Attacks like the one on the hospital in California are often called “Ransomware,” where hackers will hold on to a company or organization’s data until a ransom is paid.

With technology always evolving, computer experts at our hospitals said they must stay on top of their game to keep your data and other important information safe.

Linda Seubert runs what could be called the cyber police at Gundersen Health System.

“Working to make sure we do our due diligence with any kinds of security issues relating to our patient data, our financial data, our organizational data,” said Seubert.

She said hackers on the black market want medical data for a number of reasons.

“They’ll file claims on your insurance, false claims,” said Seubert. “They’ll try and take prescriptions out using your information.”

Seubert said cyber security has evolved in a very short time.

“Two years ago, we were fighting on a daily and weekly basis,” said Seubert. “If a virus was brought in to the environment, we were in a reactive state trying to shut it down.”

But In the last 18 months, hospitals like Gundersen have developed a new approach to fight hackers.

“Now we are in a more proactive state,” said Seubert. “We can tell if something odd is going on, our systems now automatically block what it considers as vulnerabilities, so we can look and say, ‘That’s alright,’ or, ‘Nope, this one we have to do some more checking into.'”

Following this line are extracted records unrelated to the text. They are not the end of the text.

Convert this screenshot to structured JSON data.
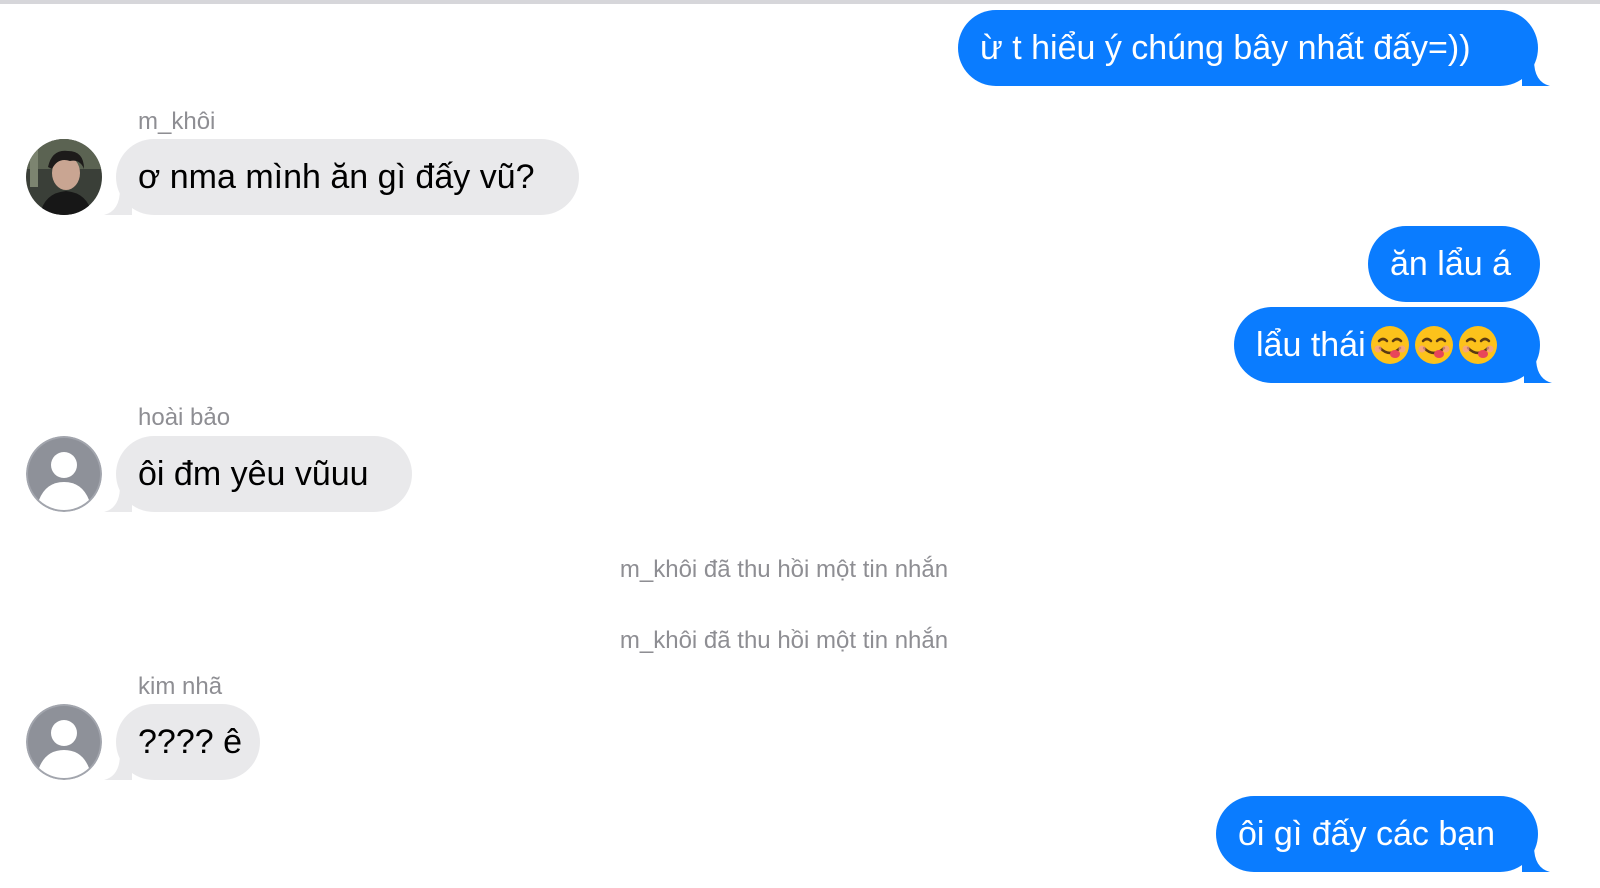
{
  "conversation": {
    "messages": [
      {
        "type": "outgoing",
        "text": "ừ t hiểu ý chúng bây nhất đấy=))"
      },
      {
        "type": "incoming",
        "sender": "m_khôi",
        "text": "ơ nma mình ăn gì đấy vũ?",
        "avatar": "photo"
      },
      {
        "type": "outgoing",
        "text": "ăn lẩu á"
      },
      {
        "type": "outgoing",
        "text": "lẩu thái",
        "emoji": [
          "yum-face-icon",
          "yum-face-icon",
          "yum-face-icon"
        ]
      },
      {
        "type": "incoming",
        "sender": "hoài bảo",
        "text": "ôi đm yêu vũuu",
        "avatar": "default"
      },
      {
        "type": "system",
        "text": "m_khôi đã thu hồi một tin nhắn"
      },
      {
        "type": "system",
        "text": "m_khôi đã thu hồi một tin nhắn"
      },
      {
        "type": "incoming",
        "sender": "kim nhã",
        "text": "???? ê",
        "avatar": "default"
      },
      {
        "type": "outgoing",
        "text": "ôi gì đấy các bạn"
      }
    ]
  },
  "colors": {
    "outgoing_bubble": "#0a7cff",
    "incoming_bubble": "#e9e9eb",
    "meta_text": "#8e8e93"
  }
}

Seubert said education with staff is also important.

“We give them tidbits, not only for how to secure their health care information here of their patients, and of themselves, but how to secure their own systems at home,” said Seubert.

With attacks always evolving, experts said the problem isn’t going away.

“In the last three years, it has become the number one concern to all health care organizations,” said Seubert.

Experts said Gundersen always has contingency plans if something were to happen with data, with the intention of always staying operational if any data breach were to happen.

Mayo Clinic Health System also sent a statement reading, “At Mayo Clinic, we are committed to protecting patients and their data. We continuously monitor our approach in the face of nearly continuous cyber attacks that we and other organizations encounter daily.”